Perugia, 21 aprile 2026 – Per la prima volta in Italia, un’agenzia per il diritto allo studio universitario ha avviato un’intesa con la cooperazione sociale per dare concreta attuazione alle norme su qualità del lavoro, servizi alla persona e inclusione lavorativa: è il caso di ADiSU Umbria. L’Agenzia regionale umbra ha infatti sottoscritto un protocollo d’intesa con AGCI Imprese Sociali Umbria, Federsolidarietà, Confcooperative Umbria e Legacoopsociali Umbria per rafforzare il proprio impegno sui temi dell’inclusione lavorativa e della qualità dei servizi pubblici e attuare quanto a legge regionale 2/2024 sulla qualità del lavoro e dei servizi alla persona

L’intesa, che avrà durata bioennale, segna un passaggio rilevante per le opportunità offerte alle persone con disabilità e in condizioni di svantaggio, attraverso tre linee di azione principali: la collaborazione per l’attuazione della normativa regionale, la realizzazione di iniziative congiunte dicomunicazione e sensibilizzazione sul valore dell’inclusione lavorativa e la costituzione di un tavolo di lavoro permanente per il monitoraggio degli effetti e dell’efficacia delle azioni intraprese.

“Questo protocollo rappresenta un passo concreto nella direzione di un sistema di servizi pubblici sempre più attento alla qualità del lavoro e all’inclusione sociale“, ha dichiarato Giacomo Leonelli, amministratore unico di ADiSU Umbria. “Il diritto allo studio, infatti, non si esaurisce nell’erogazione di servizi, ma si costruisce anche attraverso la capacità delle istituzioni di generare valore sociale e opportunità per tutti”, ha continuato.

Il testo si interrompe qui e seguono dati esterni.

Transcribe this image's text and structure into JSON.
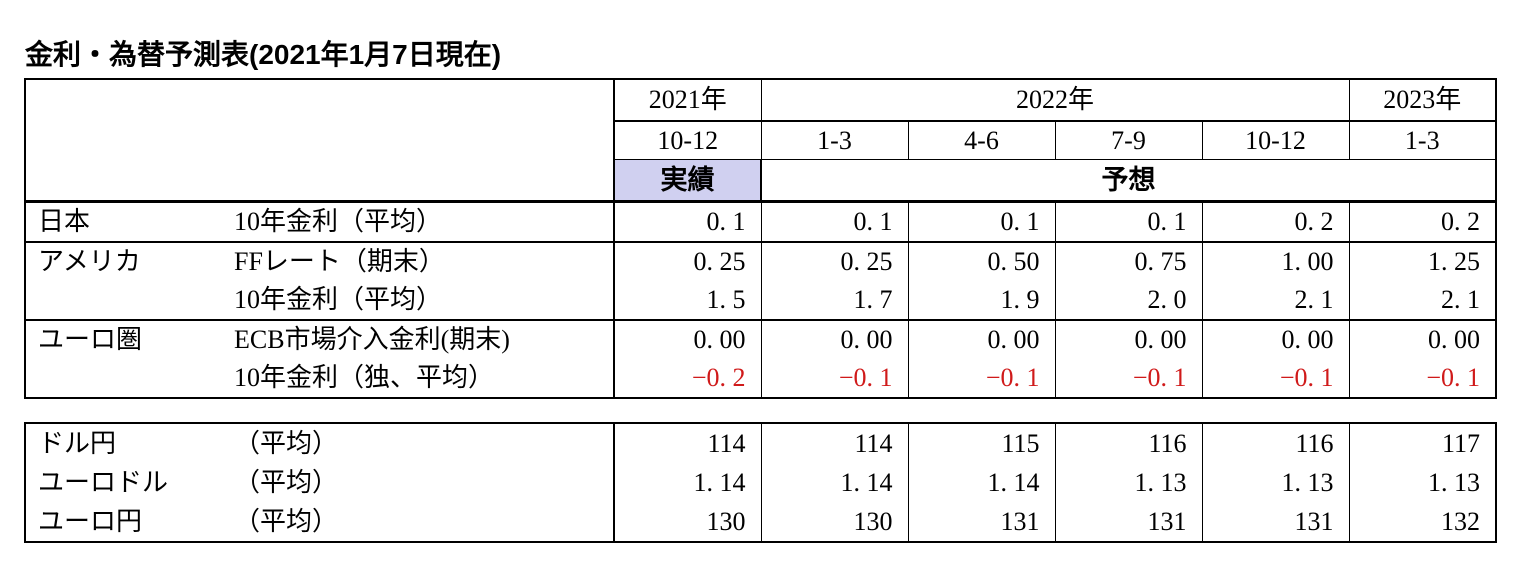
{
  "page_title": "金利・為替予測表(2021年1月7日現在)",
  "colors": {
    "background": "#ffffff",
    "table_border": "#000000",
    "actual_cell_fill": "#d0d0f0",
    "negative_value_red": "#d01a1a",
    "text": "#000000"
  },
  "header": {
    "years": [
      {
        "label": "2021年"
      },
      {
        "label": "2022年"
      },
      {
        "label": "2023年"
      }
    ],
    "quarters": [
      "10-12",
      "1-3",
      "4-6",
      "7-9",
      "10-12",
      "1-3"
    ],
    "actual_label": "実績",
    "forecast_label": "予想"
  },
  "rates": {
    "rows": [
      {
        "region": "日本",
        "item": "10年金利（平均）",
        "values": [
          "0. 1",
          "0. 1",
          "0. 1",
          "0. 1",
          "0. 2",
          "0. 2"
        ]
      },
      {
        "region": "アメリカ",
        "item": "FFレート（期末）",
        "values": [
          "0. 25",
          "0. 25",
          "0. 50",
          "0. 75",
          "1. 00",
          "1. 25"
        ]
      },
      {
        "region": "",
        "item": "10年金利（平均）",
        "values": [
          "1. 5",
          "1. 7",
          "1. 9",
          "2. 0",
          "2. 1",
          "2. 1"
        ]
      },
      {
        "region": "ユーロ圏",
        "item": "ECB市場介入金利(期末)",
        "values": [
          "0. 00",
          "0. 00",
          "0. 00",
          "0. 00",
          "0. 00",
          "0. 00"
        ]
      },
      {
        "region": "",
        "item": "10年金利（独、平均）",
        "values": [
          "−0. 2",
          "−0. 1",
          "−0. 1",
          "−0. 1",
          "−0. 1",
          "−0. 1"
        ]
      }
    ]
  },
  "fx": {
    "rows": [
      {
        "pair": "ドル円",
        "item": "（平均）",
        "values": [
          "114",
          "114",
          "115",
          "116",
          "116",
          "117"
        ]
      },
      {
        "pair": "ユーロドル",
        "item": "（平均）",
        "values": [
          "1. 14",
          "1. 14",
          "1. 14",
          "1. 13",
          "1. 13",
          "1. 13"
        ]
      },
      {
        "pair": "ユーロ円",
        "item": "（平均）",
        "values": [
          "130",
          "130",
          "131",
          "131",
          "131",
          "132"
        ]
      }
    ]
  },
  "chart_data": {
    "type": "table",
    "title": "金利・為替予測表(2021年1月7日現在)",
    "column_groups": [
      {
        "year": "2021年",
        "quarters": [
          "10-12"
        ],
        "status": "実績"
      },
      {
        "year": "2022年",
        "quarters": [
          "1-3",
          "4-6",
          "7-9",
          "10-12"
        ],
        "status": "予想"
      },
      {
        "year": "2023年",
        "quarters": [
          "1-3"
        ],
        "status": "予想"
      }
    ],
    "columns": [
      "2021年10-12",
      "2022年1-3",
      "2022年4-6",
      "2022年7-9",
      "2022年10-12",
      "2023年1-3"
    ],
    "rows": [
      {
        "group": "日本",
        "item": "10年金利（平均）",
        "values": [
          0.1,
          0.1,
          0.1,
          0.1,
          0.2,
          0.2
        ]
      },
      {
        "group": "アメリカ",
        "item": "FFレート（期末）",
        "values": [
          0.25,
          0.25,
          0.5,
          0.75,
          1.0,
          1.25
        ]
      },
      {
        "group": "アメリカ",
        "item": "10年金利（平均）",
        "values": [
          1.5,
          1.7,
          1.9,
          2.0,
          2.1,
          2.1
        ]
      },
      {
        "group": "ユーロ圏",
        "item": "ECB市場介入金利(期末)",
        "values": [
          0.0,
          0.0,
          0.0,
          0.0,
          0.0,
          0.0
        ]
      },
      {
        "group": "ユーロ圏",
        "item": "10年金利（独、平均）",
        "values": [
          -0.2,
          -0.1,
          -0.1,
          -0.1,
          -0.1,
          -0.1
        ]
      },
      {
        "group": "ドル円",
        "item": "（平均）",
        "values": [
          114,
          114,
          115,
          116,
          116,
          117
        ]
      },
      {
        "group": "ユーロドル",
        "item": "（平均）",
        "values": [
          1.14,
          1.14,
          1.14,
          1.13,
          1.13,
          1.13
        ]
      },
      {
        "group": "ユーロ円",
        "item": "（平均）",
        "values": [
          130,
          130,
          131,
          131,
          131,
          132
        ]
      }
    ]
  }
}
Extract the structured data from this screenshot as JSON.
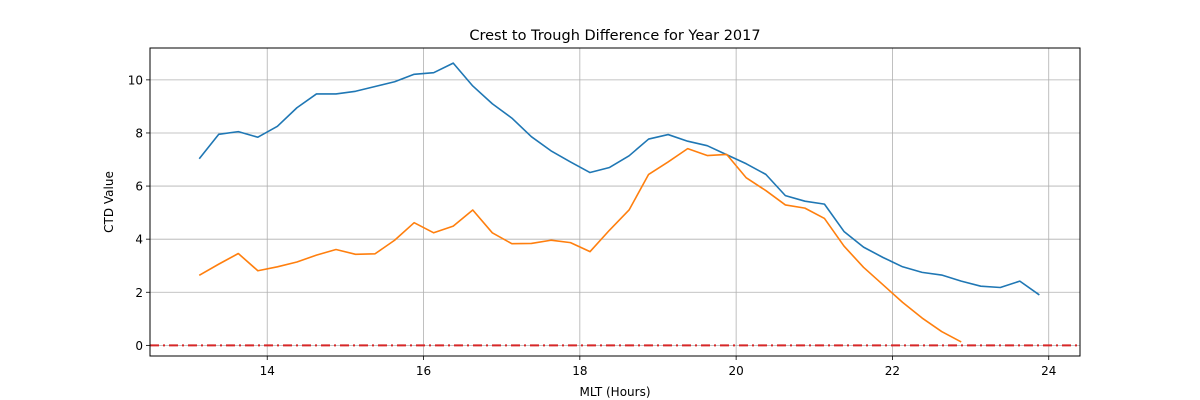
{
  "chart_data": {
    "type": "line",
    "title": "Crest to Trough Difference for Year 2017",
    "xlabel": "MLT (Hours)",
    "ylabel": "CTD Value",
    "xlim": [
      12.5,
      24.4
    ],
    "ylim": [
      -0.4,
      11.2
    ],
    "xticks": [
      14,
      16,
      18,
      20,
      22,
      24
    ],
    "yticks": [
      0,
      2,
      4,
      6,
      8,
      10
    ],
    "grid": true,
    "legend": "none",
    "series": [
      {
        "color": "#1f77b4",
        "points": [
          [
            13.13,
            7.03
          ],
          [
            13.38,
            7.95
          ],
          [
            13.63,
            8.05
          ],
          [
            13.88,
            7.84
          ],
          [
            14.13,
            8.25
          ],
          [
            14.38,
            8.95
          ],
          [
            14.63,
            9.47
          ],
          [
            14.88,
            9.47
          ],
          [
            15.13,
            9.57
          ],
          [
            15.38,
            9.75
          ],
          [
            15.63,
            9.93
          ],
          [
            15.88,
            10.21
          ],
          [
            16.13,
            10.27
          ],
          [
            16.38,
            10.63
          ],
          [
            16.63,
            9.77
          ],
          [
            16.88,
            9.1
          ],
          [
            17.13,
            8.56
          ],
          [
            17.38,
            7.86
          ],
          [
            17.63,
            7.33
          ],
          [
            17.88,
            6.91
          ],
          [
            18.13,
            6.51
          ],
          [
            18.38,
            6.7
          ],
          [
            18.63,
            7.14
          ],
          [
            18.88,
            7.77
          ],
          [
            19.13,
            7.94
          ],
          [
            19.38,
            7.69
          ],
          [
            19.63,
            7.52
          ],
          [
            19.88,
            7.18
          ],
          [
            20.13,
            6.84
          ],
          [
            20.38,
            6.44
          ],
          [
            20.63,
            5.64
          ],
          [
            20.88,
            5.43
          ],
          [
            21.13,
            5.32
          ],
          [
            21.38,
            4.29
          ],
          [
            21.63,
            3.7
          ],
          [
            21.88,
            3.31
          ],
          [
            22.13,
            2.96
          ],
          [
            22.38,
            2.75
          ],
          [
            22.63,
            2.65
          ],
          [
            22.88,
            2.42
          ],
          [
            23.13,
            2.23
          ],
          [
            23.38,
            2.18
          ],
          [
            23.63,
            2.42
          ],
          [
            23.88,
            1.9
          ]
        ]
      },
      {
        "color": "#ff7f0e",
        "points": [
          [
            13.13,
            2.64
          ],
          [
            13.38,
            3.06
          ],
          [
            13.63,
            3.46
          ],
          [
            13.88,
            2.81
          ],
          [
            14.13,
            2.96
          ],
          [
            14.38,
            3.14
          ],
          [
            14.63,
            3.4
          ],
          [
            14.88,
            3.61
          ],
          [
            15.13,
            3.43
          ],
          [
            15.38,
            3.45
          ],
          [
            15.63,
            3.96
          ],
          [
            15.88,
            4.62
          ],
          [
            16.13,
            4.24
          ],
          [
            16.38,
            4.49
          ],
          [
            16.63,
            5.1
          ],
          [
            16.88,
            4.24
          ],
          [
            17.13,
            3.83
          ],
          [
            17.38,
            3.84
          ],
          [
            17.63,
            3.96
          ],
          [
            17.88,
            3.87
          ],
          [
            18.13,
            3.53
          ],
          [
            18.38,
            4.34
          ],
          [
            18.63,
            5.1
          ],
          [
            18.88,
            6.44
          ],
          [
            19.13,
            6.91
          ],
          [
            19.38,
            7.41
          ],
          [
            19.63,
            7.15
          ],
          [
            19.88,
            7.19
          ],
          [
            20.13,
            6.31
          ],
          [
            20.38,
            5.83
          ],
          [
            20.63,
            5.29
          ],
          [
            20.88,
            5.17
          ],
          [
            21.13,
            4.78
          ],
          [
            21.38,
            3.74
          ],
          [
            21.63,
            2.94
          ],
          [
            21.88,
            2.28
          ],
          [
            22.13,
            1.62
          ],
          [
            22.38,
            1.03
          ],
          [
            22.63,
            0.52
          ],
          [
            22.88,
            0.13
          ]
        ]
      }
    ],
    "reference_lines": [
      {
        "y": 0,
        "color": "#d62728",
        "style": "dash-dot"
      }
    ]
  }
}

“Nel 2024 – ha affermato Roberta Veltrini, presidente di Federsolidiarietà Umbria – in Umbria le persone con disabilità iscritte ai Centri per l’Impiego hanno superato le 13.000 unità, con una presenza significativa anche nella fascia giovanile, a conferma della rilevanza del tema dell’inclusione lavorativa nel contesto regionale”. “Il protocollo con l’ADiSU –  ha aggiunto infine Andrea Bernardoni, presidente di Legacoopsociali Umbria  – rappresenta una buona pratica in cui applicando le norme nazionali e regionali esistenti, senza costi aggiuntivi per le casse pubbliche, si crea un mercato per le imprese impegnate nell’inclusione lavorativa delle persone fragili”.